|Operating system(s) affected||Windows 95–XP|
Nimda is a computer worm, also a file infector. It quickly spread, surpassing the economic damage caused by previous outbreaks such as Code Red. Nimda utilized several types of propagation technique and this caused it to become the Internet’s most widespread virus/worm within 22 minutes.
The worm was released on September 18, 2001. Due to the release date, exactly one week after the attacks on the World Trade Center and Pentagon, some media quickly began speculating a link between the virus and Al Qaeda, though this theory ended up proving unfounded.
The worm's name origin comes from the reversed spelling of it, which is "admin".
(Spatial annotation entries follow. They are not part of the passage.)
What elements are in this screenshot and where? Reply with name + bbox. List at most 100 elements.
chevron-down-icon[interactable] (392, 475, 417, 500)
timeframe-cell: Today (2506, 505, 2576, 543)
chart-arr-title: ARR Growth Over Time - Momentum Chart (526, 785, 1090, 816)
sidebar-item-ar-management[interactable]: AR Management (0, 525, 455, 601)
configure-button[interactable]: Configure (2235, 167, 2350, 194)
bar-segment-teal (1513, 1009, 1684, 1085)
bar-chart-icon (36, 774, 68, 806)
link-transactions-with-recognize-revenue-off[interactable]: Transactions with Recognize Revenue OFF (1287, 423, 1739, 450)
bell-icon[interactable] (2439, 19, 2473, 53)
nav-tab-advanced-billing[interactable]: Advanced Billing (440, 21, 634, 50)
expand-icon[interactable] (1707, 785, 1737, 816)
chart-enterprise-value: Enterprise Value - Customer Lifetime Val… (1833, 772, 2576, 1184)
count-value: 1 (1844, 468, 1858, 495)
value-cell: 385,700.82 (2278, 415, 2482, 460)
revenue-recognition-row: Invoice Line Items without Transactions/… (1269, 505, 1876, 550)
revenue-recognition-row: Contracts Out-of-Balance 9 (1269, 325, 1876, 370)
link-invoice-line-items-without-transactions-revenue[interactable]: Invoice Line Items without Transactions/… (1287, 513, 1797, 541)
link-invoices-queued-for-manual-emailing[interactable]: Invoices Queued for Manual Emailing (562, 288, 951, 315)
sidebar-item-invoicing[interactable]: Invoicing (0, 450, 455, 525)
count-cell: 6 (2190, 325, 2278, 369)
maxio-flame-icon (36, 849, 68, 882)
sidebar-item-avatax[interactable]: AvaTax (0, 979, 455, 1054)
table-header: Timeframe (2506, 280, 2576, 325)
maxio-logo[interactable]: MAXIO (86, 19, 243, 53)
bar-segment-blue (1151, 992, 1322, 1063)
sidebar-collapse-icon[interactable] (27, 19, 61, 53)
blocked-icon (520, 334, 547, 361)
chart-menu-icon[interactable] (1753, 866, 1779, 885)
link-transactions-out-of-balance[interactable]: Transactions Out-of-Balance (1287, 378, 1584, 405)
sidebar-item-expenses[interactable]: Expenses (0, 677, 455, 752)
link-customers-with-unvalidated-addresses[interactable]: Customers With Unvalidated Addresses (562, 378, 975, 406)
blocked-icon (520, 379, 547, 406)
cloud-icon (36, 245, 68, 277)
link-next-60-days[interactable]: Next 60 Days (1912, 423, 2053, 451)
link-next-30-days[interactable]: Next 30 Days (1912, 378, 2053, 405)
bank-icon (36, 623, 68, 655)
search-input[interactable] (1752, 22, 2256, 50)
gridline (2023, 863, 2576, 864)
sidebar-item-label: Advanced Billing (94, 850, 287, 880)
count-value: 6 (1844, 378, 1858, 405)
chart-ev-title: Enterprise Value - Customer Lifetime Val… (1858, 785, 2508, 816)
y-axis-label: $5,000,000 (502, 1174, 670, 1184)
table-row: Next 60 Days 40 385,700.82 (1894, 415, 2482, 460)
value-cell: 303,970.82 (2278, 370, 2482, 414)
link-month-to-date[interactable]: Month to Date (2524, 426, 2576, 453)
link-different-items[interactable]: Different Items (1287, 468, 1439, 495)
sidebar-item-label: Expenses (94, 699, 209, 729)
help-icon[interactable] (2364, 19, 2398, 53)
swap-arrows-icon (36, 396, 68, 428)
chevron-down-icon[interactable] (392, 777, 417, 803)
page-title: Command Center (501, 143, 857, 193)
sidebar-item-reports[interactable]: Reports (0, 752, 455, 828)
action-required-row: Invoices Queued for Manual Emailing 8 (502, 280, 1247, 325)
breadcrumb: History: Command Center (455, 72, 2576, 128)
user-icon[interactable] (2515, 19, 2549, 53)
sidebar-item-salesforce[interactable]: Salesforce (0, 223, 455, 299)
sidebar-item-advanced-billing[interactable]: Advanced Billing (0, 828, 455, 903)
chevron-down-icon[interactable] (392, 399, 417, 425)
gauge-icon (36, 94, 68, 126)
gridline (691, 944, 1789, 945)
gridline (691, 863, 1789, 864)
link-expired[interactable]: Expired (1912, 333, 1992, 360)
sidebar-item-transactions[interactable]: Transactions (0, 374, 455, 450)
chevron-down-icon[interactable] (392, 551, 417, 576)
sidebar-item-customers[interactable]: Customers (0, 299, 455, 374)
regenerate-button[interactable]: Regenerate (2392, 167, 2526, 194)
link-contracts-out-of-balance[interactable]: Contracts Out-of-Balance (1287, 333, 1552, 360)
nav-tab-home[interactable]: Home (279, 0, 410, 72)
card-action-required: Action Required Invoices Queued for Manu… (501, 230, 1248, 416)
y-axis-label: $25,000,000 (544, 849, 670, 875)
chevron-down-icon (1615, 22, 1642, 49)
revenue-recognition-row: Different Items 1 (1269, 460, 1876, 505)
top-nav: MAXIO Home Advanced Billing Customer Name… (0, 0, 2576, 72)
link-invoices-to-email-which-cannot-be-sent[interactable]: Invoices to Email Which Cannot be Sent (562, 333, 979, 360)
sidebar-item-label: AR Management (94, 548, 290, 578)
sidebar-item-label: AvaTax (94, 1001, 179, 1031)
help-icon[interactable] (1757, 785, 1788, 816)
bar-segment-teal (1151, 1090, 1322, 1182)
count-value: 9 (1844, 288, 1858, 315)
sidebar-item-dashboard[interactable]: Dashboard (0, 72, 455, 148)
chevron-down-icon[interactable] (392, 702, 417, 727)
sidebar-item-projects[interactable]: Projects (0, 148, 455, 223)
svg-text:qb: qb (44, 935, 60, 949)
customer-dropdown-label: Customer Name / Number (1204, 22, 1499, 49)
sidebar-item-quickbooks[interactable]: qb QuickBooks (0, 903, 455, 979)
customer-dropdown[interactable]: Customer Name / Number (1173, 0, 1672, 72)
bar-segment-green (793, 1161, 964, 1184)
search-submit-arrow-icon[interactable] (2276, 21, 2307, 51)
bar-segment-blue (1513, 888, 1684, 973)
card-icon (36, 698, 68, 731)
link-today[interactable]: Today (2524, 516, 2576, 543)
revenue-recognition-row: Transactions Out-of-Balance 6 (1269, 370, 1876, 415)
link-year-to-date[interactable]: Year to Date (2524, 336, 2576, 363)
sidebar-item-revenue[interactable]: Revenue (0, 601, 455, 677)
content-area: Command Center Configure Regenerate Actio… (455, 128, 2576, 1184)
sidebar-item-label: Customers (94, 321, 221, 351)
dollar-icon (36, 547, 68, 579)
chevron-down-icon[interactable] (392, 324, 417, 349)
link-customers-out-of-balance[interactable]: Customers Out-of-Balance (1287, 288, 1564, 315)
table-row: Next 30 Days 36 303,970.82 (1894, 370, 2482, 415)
F-Secure found the text "Concept Virus(CV) V.5, Copyright(C)2001 werKBF" in the Nimda code. It contained 3 payloads, fortunately it could not execute all payloads and was unable to reach its maximum potential. First payload left a backdoor for the worm author to access at a later time. Second, it requested a predefined website and installed GT.fbircflood the IRCbot. Last move to itself to cylinder 0, head 0, sector 7 to make itself unrecoverable in effort remove and hide the worm aspect. Had the final payload had have worked it would have made this an extremely dangerous worm and made detection of it virtually impossible.
Methods of infection 
- via email
- via open network shares
- via browsing of compromised web sites
- exploitation of various Microsoft IIS 4.0 / 5.0 directory traversal vulnerabilities. (Both Code Red and Nimda were hugely successful exploiting well known and long solved vulnerabilities in the Microsoft IIS server.)
- via back doors left behind by the "Code Red II" and "sadmind/IIS" worms.